The Evolution from WAF and RASP to Web Application and API Protection (WAAP) 

WAF and RASP are complementary security solutions. WAF serves as the first line of defense, filtering out many common threats before they reach the application. Meanwhile, RASP adds an additional layer of defense by identifying and blocking threats that bypass the WAF. The combined capabilities of WAF and RASP have evolved into the next generation of security technology known as Web Application and API Protection (WAAP). 

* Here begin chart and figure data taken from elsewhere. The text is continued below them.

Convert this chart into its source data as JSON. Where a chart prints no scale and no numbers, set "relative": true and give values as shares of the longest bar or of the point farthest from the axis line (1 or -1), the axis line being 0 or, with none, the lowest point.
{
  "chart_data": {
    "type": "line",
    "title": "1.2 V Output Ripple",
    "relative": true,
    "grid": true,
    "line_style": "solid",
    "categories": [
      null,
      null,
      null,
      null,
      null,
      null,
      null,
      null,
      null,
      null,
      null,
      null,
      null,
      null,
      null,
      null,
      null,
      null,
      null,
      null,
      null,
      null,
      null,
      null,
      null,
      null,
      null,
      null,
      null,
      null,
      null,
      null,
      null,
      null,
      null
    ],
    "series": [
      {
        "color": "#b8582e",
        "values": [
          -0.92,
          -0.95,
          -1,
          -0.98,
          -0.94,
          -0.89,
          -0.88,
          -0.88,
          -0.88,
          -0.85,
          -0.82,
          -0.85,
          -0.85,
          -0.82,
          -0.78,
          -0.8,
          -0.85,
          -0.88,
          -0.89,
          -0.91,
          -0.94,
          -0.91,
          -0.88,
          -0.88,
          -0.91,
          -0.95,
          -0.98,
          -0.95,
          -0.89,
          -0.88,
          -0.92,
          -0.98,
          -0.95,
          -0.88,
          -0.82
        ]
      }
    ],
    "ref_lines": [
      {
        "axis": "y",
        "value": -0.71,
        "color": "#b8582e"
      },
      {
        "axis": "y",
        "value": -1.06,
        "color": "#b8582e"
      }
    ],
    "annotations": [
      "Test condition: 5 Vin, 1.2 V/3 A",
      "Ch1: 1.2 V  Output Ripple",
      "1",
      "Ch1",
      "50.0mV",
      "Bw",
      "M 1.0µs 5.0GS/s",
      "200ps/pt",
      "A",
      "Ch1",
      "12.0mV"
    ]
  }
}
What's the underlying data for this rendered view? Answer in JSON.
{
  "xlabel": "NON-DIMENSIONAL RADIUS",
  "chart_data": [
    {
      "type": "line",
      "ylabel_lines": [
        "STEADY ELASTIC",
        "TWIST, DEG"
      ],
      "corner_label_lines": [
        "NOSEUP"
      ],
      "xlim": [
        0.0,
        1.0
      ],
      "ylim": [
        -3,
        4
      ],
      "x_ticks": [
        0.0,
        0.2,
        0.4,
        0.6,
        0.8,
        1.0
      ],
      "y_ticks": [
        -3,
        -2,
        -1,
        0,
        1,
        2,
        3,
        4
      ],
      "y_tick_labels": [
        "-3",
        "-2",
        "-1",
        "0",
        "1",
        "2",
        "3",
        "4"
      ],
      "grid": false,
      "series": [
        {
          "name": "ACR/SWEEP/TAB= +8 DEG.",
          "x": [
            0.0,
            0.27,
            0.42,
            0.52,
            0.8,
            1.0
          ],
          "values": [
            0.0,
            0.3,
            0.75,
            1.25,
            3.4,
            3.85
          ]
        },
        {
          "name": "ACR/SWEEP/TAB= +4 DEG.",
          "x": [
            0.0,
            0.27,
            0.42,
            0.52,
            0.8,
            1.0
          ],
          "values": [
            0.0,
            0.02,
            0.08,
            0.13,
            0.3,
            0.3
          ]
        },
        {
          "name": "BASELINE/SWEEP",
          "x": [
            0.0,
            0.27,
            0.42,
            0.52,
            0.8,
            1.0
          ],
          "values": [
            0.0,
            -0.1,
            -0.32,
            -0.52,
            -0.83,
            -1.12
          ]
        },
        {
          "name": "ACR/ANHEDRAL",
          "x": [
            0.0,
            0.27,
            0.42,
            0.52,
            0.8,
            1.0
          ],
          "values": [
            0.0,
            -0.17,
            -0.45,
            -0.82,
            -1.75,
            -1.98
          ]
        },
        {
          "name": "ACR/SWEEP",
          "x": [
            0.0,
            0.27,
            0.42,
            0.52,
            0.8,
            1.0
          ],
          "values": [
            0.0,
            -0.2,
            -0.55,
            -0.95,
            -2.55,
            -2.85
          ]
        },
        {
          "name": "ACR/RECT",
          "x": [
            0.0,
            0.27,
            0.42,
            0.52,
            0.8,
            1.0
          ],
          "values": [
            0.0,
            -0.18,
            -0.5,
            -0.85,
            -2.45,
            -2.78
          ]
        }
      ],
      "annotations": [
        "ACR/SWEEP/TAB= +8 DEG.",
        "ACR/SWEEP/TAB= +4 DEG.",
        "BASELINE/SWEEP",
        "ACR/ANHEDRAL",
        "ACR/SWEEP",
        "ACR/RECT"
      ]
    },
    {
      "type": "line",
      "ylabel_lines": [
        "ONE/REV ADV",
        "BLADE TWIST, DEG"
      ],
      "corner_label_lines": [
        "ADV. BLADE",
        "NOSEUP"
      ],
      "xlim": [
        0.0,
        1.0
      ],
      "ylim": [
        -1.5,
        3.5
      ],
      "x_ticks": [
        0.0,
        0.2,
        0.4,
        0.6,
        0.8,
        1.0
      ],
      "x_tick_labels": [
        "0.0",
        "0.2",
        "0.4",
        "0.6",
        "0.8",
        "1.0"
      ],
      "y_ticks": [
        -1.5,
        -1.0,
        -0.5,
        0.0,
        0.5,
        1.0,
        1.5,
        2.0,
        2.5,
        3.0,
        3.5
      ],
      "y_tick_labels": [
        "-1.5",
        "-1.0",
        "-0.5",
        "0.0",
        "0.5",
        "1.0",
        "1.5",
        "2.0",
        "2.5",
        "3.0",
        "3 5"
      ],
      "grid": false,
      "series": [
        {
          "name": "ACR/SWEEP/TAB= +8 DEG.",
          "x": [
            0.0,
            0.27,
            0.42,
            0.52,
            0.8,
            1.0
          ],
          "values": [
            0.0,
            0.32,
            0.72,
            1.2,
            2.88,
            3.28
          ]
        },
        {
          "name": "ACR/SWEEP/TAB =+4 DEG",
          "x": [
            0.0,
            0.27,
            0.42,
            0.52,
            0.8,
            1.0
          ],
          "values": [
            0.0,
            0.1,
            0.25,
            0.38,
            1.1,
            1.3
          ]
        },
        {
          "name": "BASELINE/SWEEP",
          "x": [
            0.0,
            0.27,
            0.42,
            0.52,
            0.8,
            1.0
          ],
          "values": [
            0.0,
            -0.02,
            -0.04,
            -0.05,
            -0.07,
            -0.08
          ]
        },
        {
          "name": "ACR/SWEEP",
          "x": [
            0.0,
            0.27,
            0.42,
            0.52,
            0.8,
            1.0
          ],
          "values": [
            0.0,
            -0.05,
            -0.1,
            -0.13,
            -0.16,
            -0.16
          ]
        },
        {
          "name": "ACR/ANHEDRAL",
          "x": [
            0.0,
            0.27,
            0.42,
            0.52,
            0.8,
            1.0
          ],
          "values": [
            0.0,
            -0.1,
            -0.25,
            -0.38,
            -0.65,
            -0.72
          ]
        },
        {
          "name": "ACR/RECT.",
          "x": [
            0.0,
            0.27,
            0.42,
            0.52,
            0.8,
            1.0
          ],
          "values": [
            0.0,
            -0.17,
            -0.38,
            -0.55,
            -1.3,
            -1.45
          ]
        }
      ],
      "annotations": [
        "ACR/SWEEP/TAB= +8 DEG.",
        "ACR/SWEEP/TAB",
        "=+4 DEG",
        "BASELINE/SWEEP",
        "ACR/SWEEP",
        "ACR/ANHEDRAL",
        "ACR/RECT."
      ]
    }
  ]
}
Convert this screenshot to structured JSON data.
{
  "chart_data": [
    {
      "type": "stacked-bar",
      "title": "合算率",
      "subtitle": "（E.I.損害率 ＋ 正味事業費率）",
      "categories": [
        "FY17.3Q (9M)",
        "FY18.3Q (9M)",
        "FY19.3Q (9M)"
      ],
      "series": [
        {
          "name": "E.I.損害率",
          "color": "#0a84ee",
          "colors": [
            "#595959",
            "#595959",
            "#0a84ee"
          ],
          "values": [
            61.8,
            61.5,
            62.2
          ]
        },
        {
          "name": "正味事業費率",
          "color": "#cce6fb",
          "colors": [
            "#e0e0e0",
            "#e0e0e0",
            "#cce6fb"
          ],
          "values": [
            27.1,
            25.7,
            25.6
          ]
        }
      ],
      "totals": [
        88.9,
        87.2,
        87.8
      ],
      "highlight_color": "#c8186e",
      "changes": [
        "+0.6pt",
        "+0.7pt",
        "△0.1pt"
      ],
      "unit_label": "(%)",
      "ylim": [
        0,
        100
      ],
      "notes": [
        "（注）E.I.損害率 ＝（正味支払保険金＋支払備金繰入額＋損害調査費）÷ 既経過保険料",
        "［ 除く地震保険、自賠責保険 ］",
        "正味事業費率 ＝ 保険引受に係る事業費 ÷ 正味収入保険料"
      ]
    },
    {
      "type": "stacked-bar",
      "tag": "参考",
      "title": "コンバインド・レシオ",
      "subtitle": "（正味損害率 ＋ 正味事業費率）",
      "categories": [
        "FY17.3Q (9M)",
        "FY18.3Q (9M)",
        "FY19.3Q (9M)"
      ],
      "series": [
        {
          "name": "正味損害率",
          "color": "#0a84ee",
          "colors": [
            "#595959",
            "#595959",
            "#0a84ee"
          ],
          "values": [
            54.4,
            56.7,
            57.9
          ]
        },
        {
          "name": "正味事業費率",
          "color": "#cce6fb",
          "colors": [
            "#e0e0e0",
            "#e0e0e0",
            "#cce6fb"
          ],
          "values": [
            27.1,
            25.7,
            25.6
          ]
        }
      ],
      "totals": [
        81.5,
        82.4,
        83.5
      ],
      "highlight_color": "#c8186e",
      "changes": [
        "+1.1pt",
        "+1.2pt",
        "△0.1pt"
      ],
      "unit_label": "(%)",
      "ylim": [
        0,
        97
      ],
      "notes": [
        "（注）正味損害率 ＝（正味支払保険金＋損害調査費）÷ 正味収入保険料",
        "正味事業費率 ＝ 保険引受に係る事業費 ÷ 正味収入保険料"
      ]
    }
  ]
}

The Evolution of WAAP and the Rise of CNAPP 

As the threat landscape continues to evolve, WAAP solutions are expected to expand their capabilities to address new and emerging risks. The ongoing shift to cloud-native environments is also pushing the development of more cloud-centric approaches to application security. This focus on the complexities of modern cloud-native application environments has introduced a new security solution: the Cloud-Native Application Protection Platform (CNAPP). 

Timeline of Security Technologies 

The table below reflects the evolution of application architectures and the changing threat landscape: 

Key Takeaways

Runtime security is essential for safeguarding applications at the most critical times—when they are actively running, serving users, and processing data. Unlike traditional security measures that focus on perimeter defenses, runtime security provides continuous protection during the actual operation of applications and services. As technology evolves, runtime security has expanded to include additional layers to safeguard new technologies, encompassing applications, containers, hosts, and serverless functions. This comprehensive approach leverages technologies like Runtime Application Self-Protection (RASP), Web Application and API Protection (WAAP), and Cloud-Native Application Protection Platforms (CNAPP). 

As cloud environments become increasingly complex and the threat landscape continues to evolve, runtime security is essential for safeguarding the critical business processes that run within these environments. By providing real-time protection, runtime security helps organizations proactively defend against emerging threats.